You know who I feel really sad for at Thanksgiving? Dogs. Not only are there all sorts of smells to be constantly aware of, ("Ooh, that smells good, I should go stand near it. And look sad.") but there are loads of people around who possibly don't know that the dog is not allowed to eat 1 lb. blocks of imported aged provolone. ("Perhaps if I sit here and paw at this leg, this stranger may give me all the food on that plate. Don't forget the sad eyes.") Multiple times during Thanksgiving Day at my parent's house someone would ask, "Where's Gus?" and my dad would respond, "Oh, he's in the kitchen, praying to the turkey." ("Oh please turkey, use those crisp yet juicy wings to fly off the counter and into my food dish!") So you can imagine the stress of the holiday on my parents' dog. And, the heartless creatures that we are, my husband and I had the gall to whip up something else that smelled delicious just three days later. I bring you:

Pumpkin Donuts! (Yes, this is spelled with an exclamation point.) from Bon Appetit
Makes 12-13 donuts and 12-13 donut holes, which was plenty for 6 people
Note: You have to start this 3 hours in advance, so I made up the dough the night before.

Donuts
1 3/4 cups flour
2 teaspoons baking powder
1/2 teaspoon salt
1/2 teaspoon cinnamon
1/4 teaspoon ginger
1/4 teaspoon baking soda
1/8 teaspoon nutmeg
pinch cloves
1/2 cup sugar
1 1/2 tablespoons butter, room temperature
1 egg (I used - 1/2 egg and 1 egg yolk)
1/2 teaspoon vanilla extract
1/4 cup plus 1/2 tablespoon buttermilk
1/2 cup canned pumpkin

Canola oil (for deep-frying)

Spiced sugar
1/2 cup sugar
2 teaspoons ground cinnamon
2 teaspoons ground nutmeg
(I had lots of this leftover, so you could probably cut it back some if you wanted to.)

Glaze
1 cup powdered sugar
whipping cream
sprinkles

Whisk together the flour and spices (through cloves.) Using an electric mixer, beat the sugar and butter in large bowl until blended. Beat in the egg and vanilla. Slowly beat in the buttermilk. Beat in the pumpkin in four additions. Using a rubber spatula, fold in the flour mixture in four additions. Cover with plastic; chill 3 hours.

In a small bowl, whisk together the ingredients for the spiced sugar.

In another small bowl, whisk together the powdered sugar and 2 tablespoons whipping cream. The glaze should be thick, but not too thick, so whisk in a few dribbles of whipping cream if you need to thin it out a little.
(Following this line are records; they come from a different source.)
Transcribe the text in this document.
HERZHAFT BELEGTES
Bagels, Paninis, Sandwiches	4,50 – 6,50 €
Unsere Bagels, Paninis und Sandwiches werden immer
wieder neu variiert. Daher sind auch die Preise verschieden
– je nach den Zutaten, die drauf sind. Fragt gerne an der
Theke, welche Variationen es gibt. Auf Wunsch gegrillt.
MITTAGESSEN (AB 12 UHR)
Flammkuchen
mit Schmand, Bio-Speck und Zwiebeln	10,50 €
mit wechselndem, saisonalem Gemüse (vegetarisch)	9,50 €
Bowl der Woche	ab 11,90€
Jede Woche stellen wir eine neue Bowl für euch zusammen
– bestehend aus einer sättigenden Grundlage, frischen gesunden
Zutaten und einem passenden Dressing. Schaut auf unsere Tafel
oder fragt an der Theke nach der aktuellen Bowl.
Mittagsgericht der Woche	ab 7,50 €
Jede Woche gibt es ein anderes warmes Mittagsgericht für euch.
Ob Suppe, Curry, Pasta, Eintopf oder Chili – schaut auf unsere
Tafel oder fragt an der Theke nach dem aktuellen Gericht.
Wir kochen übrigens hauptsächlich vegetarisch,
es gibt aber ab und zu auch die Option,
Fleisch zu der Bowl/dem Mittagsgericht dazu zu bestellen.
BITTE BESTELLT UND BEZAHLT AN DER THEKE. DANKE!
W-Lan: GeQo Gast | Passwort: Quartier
After their chilling time, roll out the donut dough on a lightly floured surface to about 1/2 inch thick. Using a 2 1/2 inch wide round cookie or biscuit cutter (if you don't have one, use a glass), cut out the donut rounds. Using a 1 inch round cookie cutter, cut out the donut holes. Repeat with remaining dough. (You can re-roll the scraps.)

Heat oil to a depth of 1 1/2 inches in a large, sturdy dutch oven or Fry-O-Later to 365-370 degrees. (You'll need a deep-frying thermometer if you're using a dutch oven.) When the oil reaches temperature, fry a few donut holes at a time. They'll take about 2 minutes, and you should turn them occasionally. Drain them on a rack over paper towels, but when they are still warm, toss them in the spiced sugar. (This is a great two-person job.) The donut rounds will take about 1 minute per side, so flip them halfway through. When they come out, drain on a rack, and then spoon some glaze over top. While the glaze is still warm, liberally apply sprinkles.

The recipe says to let the glaze set for 30 minutes before eating, but if you have that kind of willpower, I'm not sure we would get along that well. Happy Donutting!